A wealth of water sources
In Germany, drinking water is taken from a number of different sources. Depending on the references consulted, roughly 65 percent comes from groundwater and up to 35 percent from natural springs or open bodies of water. The last category refers to water on the Earth’s surface, whether in the form of lakes, river dams or rainwater run-off. These kinds of sources are used if not enough water can be provided from groundwater. The exact composition of our drinking water can therefore vary considerably from region to region. But whether taken from groundwater or surface water, this untreated water must be properly treated before it can be used as drinking water.
From untreated water to safe drinking water
According to the Federal Ministry for the Environment, Nature Conservation and Nuclear Safety (BMU), around a quarter of untreated water taken from the natural water cycle can be considered as safe drinking water without further treatment. The other three-quarters has to undergo more or less complex treatment processes at the water utility, however. Left untreated, this water could present a health hazard to humans, for example, since it contains contaminants and bacteria. Levels of minerals such as iron and manganese are also often high in untreated water, and can cause an unattractive brownish colouration. Any carbonic acid in the water could also cause damage to piping and lead to corrosion. Water treatment processes enable the removal of these kinds of harmful substances while ensuring that the water is microbiologically safe.
Water safety in Germany – the Drinking Water Ordinance
The overall aim of water treatment is to protect human health, and avoid damage to piping and other components that have contact with water. This involves meeting the quality requirements from the Drinking Water Ordinance. However, this legislation doesn’t merely cover water treatment but also applies to the maintenance of drinking water hygiene in buildings. Optimum support for maintaining water quality here can be offered by SCHELL products. From electronic fittings to the SWS Water Management System or the SMART.SWS online service, SCHELL solutions offer a range of innovative features, such as options for configuring, monitoring and logging stagnation flushes, to ensure that the treated water from the utility continues to be of a high quality even after it has entered the building.
Who is responsible for water treatment – and how is it done?
According to figures from the BMU, there are around 6,200 water utility companies in Germany, who are also responsible for water treatment. The process involves passing the untreated water through a multi-layered cleaning system that removes impurities. This process differs widely depending on the region and the composition of the water.
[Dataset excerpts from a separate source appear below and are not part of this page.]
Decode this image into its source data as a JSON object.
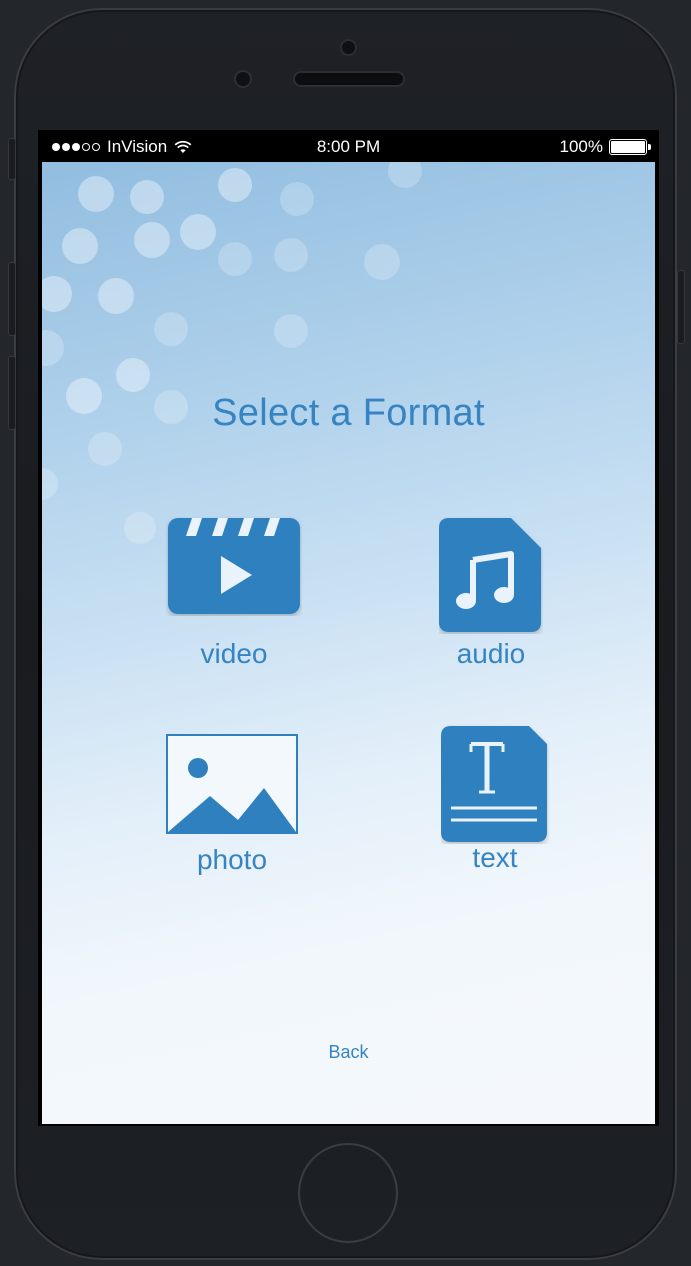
{
  "status_bar": {
    "carrier": "InVision",
    "time": "8:00 PM",
    "battery": "100%"
  },
  "screen": {
    "title": "Select a Format",
    "formats": [
      {
        "label": "video",
        "icon": "video-clapper-icon"
      },
      {
        "label": "audio",
        "icon": "music-file-icon"
      },
      {
        "label": "photo",
        "icon": "photo-landscape-icon"
      },
      {
        "label": "text",
        "icon": "text-document-icon"
      }
    ],
    "back_label": "Back"
  },
  "colors": {
    "accent": "#3684c1",
    "icon_fill": "#2f80bf"
  }
}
Some utilities will use a natural treatment stage such as aeration, for example. This enriches the water with oxygen, which makes it easier to filter out any iron or manganese that is present in the water. ‘Flocculation’ methods can also be used, for example: these methods involve removing insoluble substances from the water by adding flocculation agents. In the sedimentation stage that follows, these substances settle down onto the floor of the tank. Sand, gravel or carbon filters can also filter dissolved constituents like bacteria or chemicals out of the water. If there are hygienic problems with the water, the treatment process may be followed by disinfection. Chlorine dioxide may be added, for example, to ensure that the water output is microbiologically safe.
Drinking water hygiene to the service connection – and beyond
Thanks to this complex process of treatment, regular lab analysis of the source water used by the water utility and government monitoring of the quality of natural bodies of water, superb water quality is guaranteed right up to the service connection. At the point the water enters the building, the facility manager is then responsible for maintaining drinking water hygiene. Strict regulations must be followed. For more information on drinking water hygiene and how to handle interruptions in use, readers can check out this post or consult the SWS Manual (page 30 ff.). Thanks to the observance of strict guidelines during the journey of the untreated water in the reservoir to the drinking water in our kitchens, tap water in Germany can be enjoyed in the truest sense of the word.